Surely God must have fallen asleep when Wyatt's conception was taking place. He must have dozed off for just a second while our son's skeletal structure was formed. God must have been exhausted from the countless time he put into making such a perfect little boy for our family...
Sunday, June 28, 2009
Where was God during my pregnancy with Wyatt as the fluid in his chest, and around his heart and lungs, increased? Maybe he momentarily got distracted. God wouldn't purposely let this happen to my son, would he?
God must have been directing his choir of angels when we cried out to him to heal our son. Or maybe he couldn't hear us over the sound of one of his thunderstorms...
What about when my water broke 6 weeks and 5 days too early? I wonder what God's excuse will be for that one!
And to top it off, maybe God was busy doing other things when Wyatt was born. But how could he ignore our precious baby as he was dying?

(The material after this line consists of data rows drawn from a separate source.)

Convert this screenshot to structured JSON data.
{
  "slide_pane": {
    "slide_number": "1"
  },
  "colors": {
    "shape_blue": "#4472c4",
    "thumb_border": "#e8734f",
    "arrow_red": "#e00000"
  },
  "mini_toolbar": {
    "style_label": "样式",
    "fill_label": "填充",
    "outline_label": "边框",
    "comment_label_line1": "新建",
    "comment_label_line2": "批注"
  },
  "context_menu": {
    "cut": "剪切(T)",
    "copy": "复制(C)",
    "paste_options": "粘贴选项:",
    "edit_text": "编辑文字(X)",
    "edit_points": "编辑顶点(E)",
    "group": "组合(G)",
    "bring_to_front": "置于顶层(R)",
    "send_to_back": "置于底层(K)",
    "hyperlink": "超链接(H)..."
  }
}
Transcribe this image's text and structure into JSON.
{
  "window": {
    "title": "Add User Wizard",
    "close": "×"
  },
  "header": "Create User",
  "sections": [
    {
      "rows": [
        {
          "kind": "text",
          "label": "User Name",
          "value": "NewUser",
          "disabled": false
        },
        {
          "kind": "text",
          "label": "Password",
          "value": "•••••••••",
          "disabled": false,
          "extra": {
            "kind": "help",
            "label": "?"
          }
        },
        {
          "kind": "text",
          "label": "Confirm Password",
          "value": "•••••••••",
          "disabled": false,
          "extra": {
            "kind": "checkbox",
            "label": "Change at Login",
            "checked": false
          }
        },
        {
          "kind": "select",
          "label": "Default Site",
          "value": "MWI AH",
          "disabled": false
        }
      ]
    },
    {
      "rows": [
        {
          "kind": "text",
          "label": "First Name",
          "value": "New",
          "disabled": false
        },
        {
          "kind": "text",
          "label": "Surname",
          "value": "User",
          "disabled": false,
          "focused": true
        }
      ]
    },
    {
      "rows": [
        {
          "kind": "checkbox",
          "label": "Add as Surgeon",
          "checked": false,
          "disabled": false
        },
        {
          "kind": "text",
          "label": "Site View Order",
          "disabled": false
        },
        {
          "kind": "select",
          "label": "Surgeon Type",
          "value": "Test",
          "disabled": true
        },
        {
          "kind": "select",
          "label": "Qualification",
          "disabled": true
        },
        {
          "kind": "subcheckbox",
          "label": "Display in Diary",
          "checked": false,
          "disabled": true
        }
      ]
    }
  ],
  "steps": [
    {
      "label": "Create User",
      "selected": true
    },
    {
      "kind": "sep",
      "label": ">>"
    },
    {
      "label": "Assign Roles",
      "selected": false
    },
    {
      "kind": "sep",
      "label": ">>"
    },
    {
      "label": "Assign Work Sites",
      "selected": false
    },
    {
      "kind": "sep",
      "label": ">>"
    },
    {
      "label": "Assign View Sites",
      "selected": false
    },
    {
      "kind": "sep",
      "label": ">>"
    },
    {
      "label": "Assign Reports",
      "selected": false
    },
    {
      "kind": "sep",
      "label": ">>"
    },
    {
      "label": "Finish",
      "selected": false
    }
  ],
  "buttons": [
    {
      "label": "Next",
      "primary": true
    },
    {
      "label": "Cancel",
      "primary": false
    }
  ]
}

How could he ignore all the prayers bombarding heaven to heal Wyatt? How could he ignore our family's heart as it was breaking?
Where was God?
He was carrying us as he prepared a place in heaven for our son.
God was always right where he needed to be. Everything happened exactly the way he meant for it to happen. God did create the perfect little boy for our family, we just have to wait until heaven before we get to bask in the glory of his life... his eternal life. God gave us a glimpse of heaven's beauty during the two minutes he gave us with Wyatt here on earth. What a glorious day it will be when I have eternity to hold Wyatt in my arms.